AK Parti Malatya Milletvekili Bülent Tüfenkci, konut ve taşıt edindirme amaçlı tasarruf finansman firmalarını düzenleme amacıyla meclise sundukları kanun teklifini RS FM’de Ali Çağatay’la Seyir Hali programında anlattı.
AK Parti Malatya Milletvekili Bülent Tüfenkci RS FM’de Ali Çağatay’la Seyir Hali programında meclise sundukları konut ve taşıt edindirme amaçlı tasarruf finansman firmalarını düzenleme yasa teklifinindeki söz konusu firmaların yıllar içerisindeki gelişimini şöyle açıkladı:
‘Türkiye’de kendine özgü kuralları yasal anlamda yok’
“30 yıldır Türkiye’ye özgü şartlarda gelişmiş bir tasarruf finansmanı modeli oluştu. Doğrusu Türkiye’de kendine özgü kuralları yasal anlamda yok. Genel anlamda şirketler hukuka tabii bir şekilde büyümeye devam etmiş. Türkiye’de uzun yıllar 2-3 şirketle devam etmiş ama sonradan konut ve taşıt alımının finansmanı noktasında son zamanlarda aşırı bir şekilde şirket sayısı artmış vaziyette.
‘Para yatıranların henüz genel şartların dışında da güvenceleri yok’
Bu sistem bankalardan normal kredi almayan, faize itibar etmeyen bir kesim veya fakir insanlar tarafından tercih ediliyor. Bu şirketler bunları finanse ediyorlar ve bunu yaparken mudilerin genel şartların dışında da güvenceleri yok. Kötü niyetli kullanıldığında bu şirketler bu topladıkları tasarrufları başka bir şirkete aktardıklarında ve başka alanlarda kullandıklarında, geciktirdiklerinde yapacakları çok bir şey olmadığını görüyoruz. Kötü niyetli insanlar tarafından istismar edilebileceğini gördük. Bu noktada yasal çalışmayı gerçekleştirelim istedik.”
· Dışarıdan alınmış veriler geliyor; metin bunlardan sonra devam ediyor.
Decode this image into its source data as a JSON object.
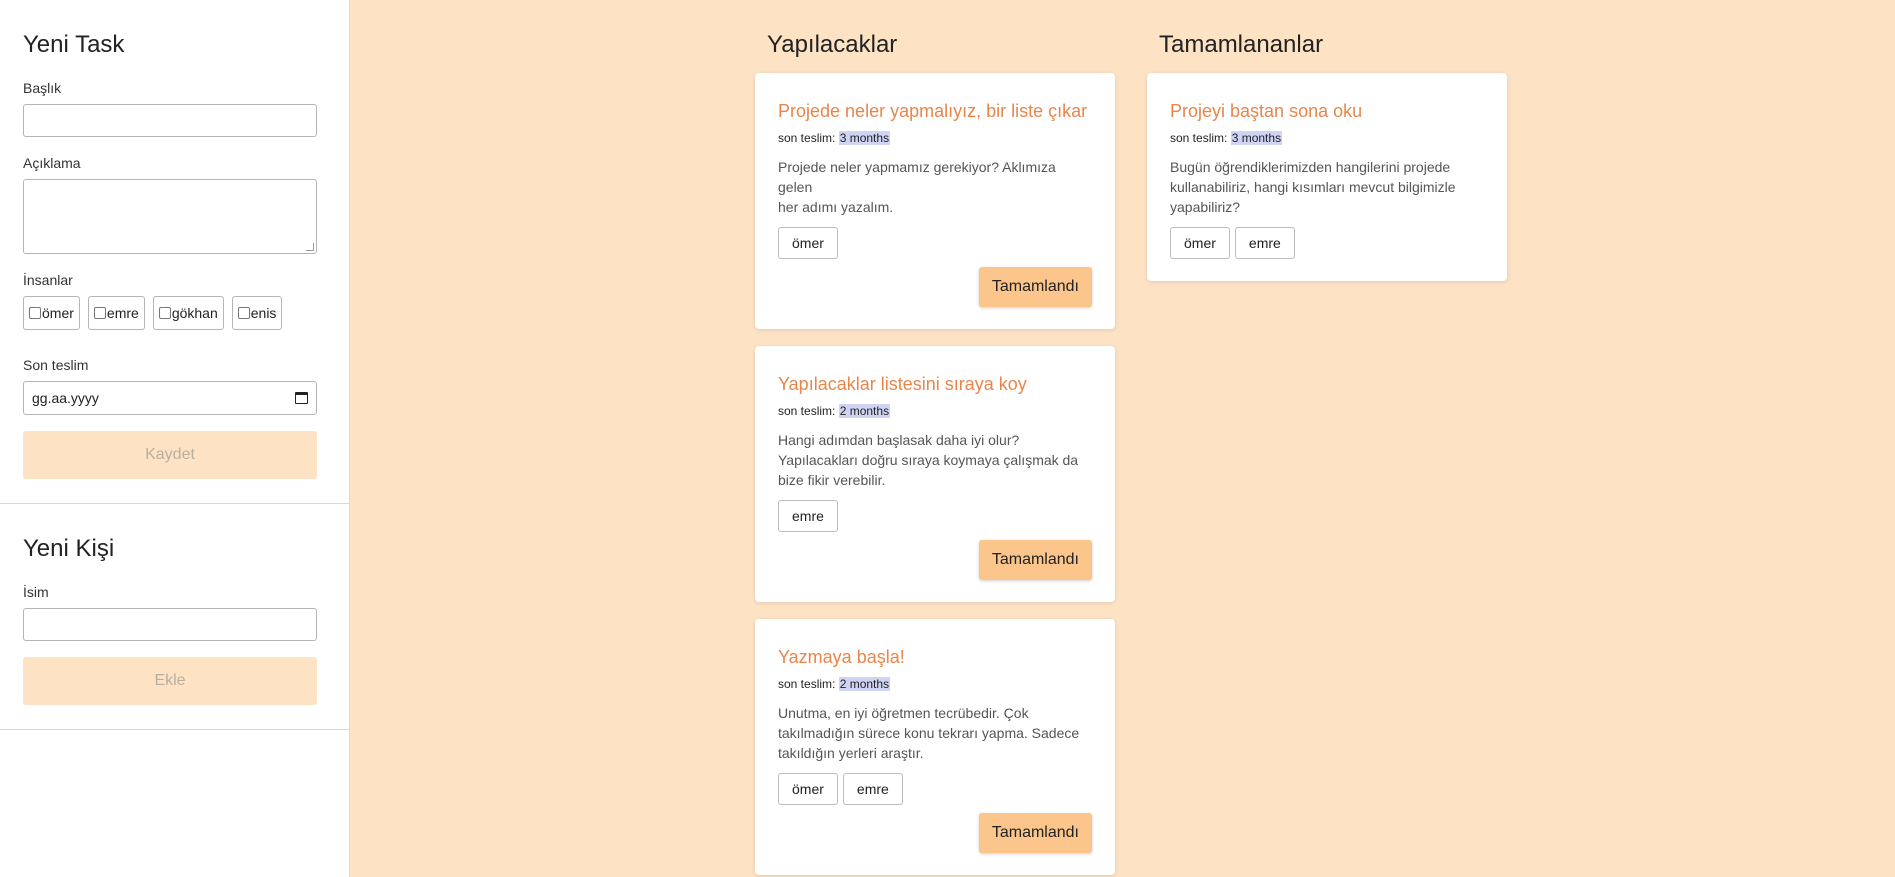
{
  "new_task": {
    "heading": "Yeni Task",
    "title_label": "Başlık",
    "title_value": "",
    "desc_label": "Açıklama",
    "desc_value": "",
    "people_label": "İnsanlar",
    "people": [
      "ömer",
      "emre",
      "gökhan",
      "enis"
    ],
    "deadline_label": "Son teslim",
    "deadline_placeholder": "gg.aa.yyyy",
    "save_label": "Kaydet"
  },
  "new_person": {
    "heading": "Yeni Kişi",
    "name_label": "İsim",
    "name_value": "",
    "add_label": "Ekle"
  },
  "todo": {
    "heading": "Yapılacaklar",
    "cards": [
      {
        "title": "Projede neler yapmalıyız, bir liste çıkar",
        "deadline_prefix": "son teslim:",
        "deadline_value": "3 months",
        "desc_lines": [
          "Projede neler yapmamız gerekiyor? Aklımıza gelen",
          "her adımı yazalım."
        ],
        "assignees": [
          "ömer"
        ],
        "done_label": "Tamamlandı"
      },
      {
        "title": "Yapılacaklar listesini sıraya koy",
        "deadline_prefix": "son teslim:",
        "deadline_value": "2 months",
        "desc_lines": [
          "Hangi adımdan başlasak daha iyi olur?",
          "Yapılacakları doğru sıraya koymaya çalışmak da",
          "bize fikir verebilir."
        ],
        "assignees": [
          "emre"
        ],
        "done_label": "Tamamlandı"
      },
      {
        "title": "Yazmaya başla!",
        "deadline_prefix": "son teslim:",
        "deadline_value": "2 months",
        "desc_lines": [
          "Unutma, en iyi öğretmen tecrübedir. Çok",
          "takılmadığın sürece konu tekrarı yapma. Sadece",
          "takıldığın yerleri araştır."
        ],
        "assignees": [
          "ömer",
          "emre"
        ],
        "done_label": "Tamamlandı"
      }
    ]
  },
  "done": {
    "heading": "Tamamlananlar",
    "cards": [
      {
        "title": "Projeyi baştan sona oku",
        "deadline_prefix": "son teslim:",
        "deadline_value": "3 months",
        "desc_lines": [
          "Bugün öğrendiklerimizden hangilerini projede",
          "kullanabiliriz, hangi kısımları mevcut bilgimizle",
          "yapabiliriz?"
        ],
        "assignees": [
          "ömer",
          "emre"
        ]
      }
    ]
  }
}
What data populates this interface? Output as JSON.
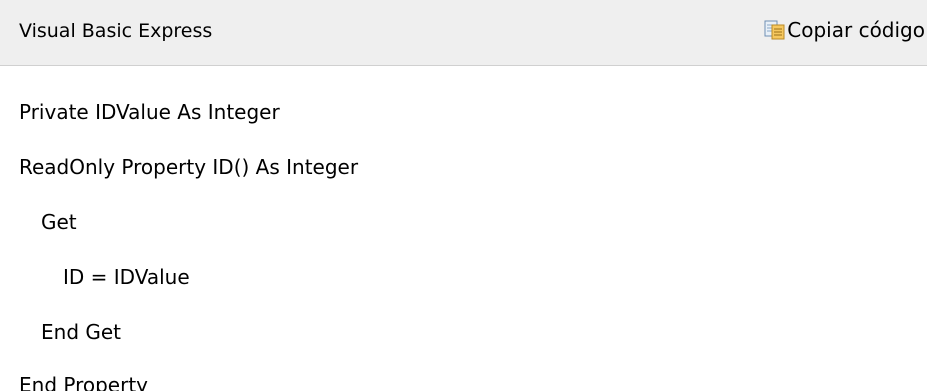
{
  "header": {
    "language_label": "Visual Basic Express",
    "copy_label": "Copiar código",
    "copy_icon": "copy-code-icon"
  },
  "code": {
    "lines": [
      "Private IDValue As Integer",
      "ReadOnly Property ID() As Integer",
      "Get",
      "ID = IDValue",
      "End Get",
      "End Property"
    ]
  },
  "colors": {
    "header_background": "#efefef",
    "header_border": "#d0d0d0",
    "text": "#000000"
  }
}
‘Tasarruf finansman şirketlerine 100 milyon lira asgari sermaye şartı’
Yasa ile tasarruf sahiplerini güvence altına almayı amaçladıklarını belirten Tüfenkci, tasarruf finansman şirketlerine getirdikleri asgari sermaye tutarı şartını ve intibak süresini belirtti:
“Komisyonda miktarı belki değişebilir ama bizim teklifte 100 milyon lira olarak asgari sermaye tutarı düzenlenmekte. BDDK’ya belli standartlarla sınırlama getirme yetkisini bu teklifle vermiş oluyoruz. Burada eski şirketler bakımından da bir intibak süresi koyuyoruz. Kanun yürürlüğe girmesinden itibaren bir ay içerisinde mevcuttaki bütün kurumlar en geç altı ay içerisinde kamunun hükümlerine uygun hale getirilmesi konusunda bir çalışma yapacaklar. Bu 6 aylık süre kanun hükümlerine uyum sağlanmasına ilişkin ilave bir plan sunulması ve söz konusu planın kurulca uygun görülmesi halinde 6 ayı geçmemek üzere uzatabilecek. Ayrıca BDDK kararıyla sermaye dışında mevzuat hükümlerine uyum için de intibak süresine 6’şar ayı geçmemek üzere iki defa daha uzatma yetkisi veriyoruz. Bir ay içerisinde BDDK’ya bütün kurumlar başvuracak. Benim bildiğim 85-87 tane böyle kurum var. Yasalaşana kadar 100’de olabilir. Sermaye şartı getiriyoruz, diğer hususlara da intibak için 6 ay süre veriyoruz.
‘Yatırılan paralar BDDK kontrolünde ayrı bir hesapta tutulacak’
Bu getirdiğimiz yasayla beraber insanlar o parayı konutun dışında bir yerde, taşıt için kullanıyorsa taşıt dışında bir yerde kullanamayacaklar. Ayrı bir hesabı olacak ve BDDK’nın kontrolü altında olacaklar dolayısıyla o boşlukları gidermeye çalıştık. Sermayeyi teminat olarak alıyoruz. Bu noktada bankalar gibi değil. “
‘Şirketlerin bu anlamıyla onlara karşı sermaye koyma, başka bir fayda sağlama yükümlülüğü yok’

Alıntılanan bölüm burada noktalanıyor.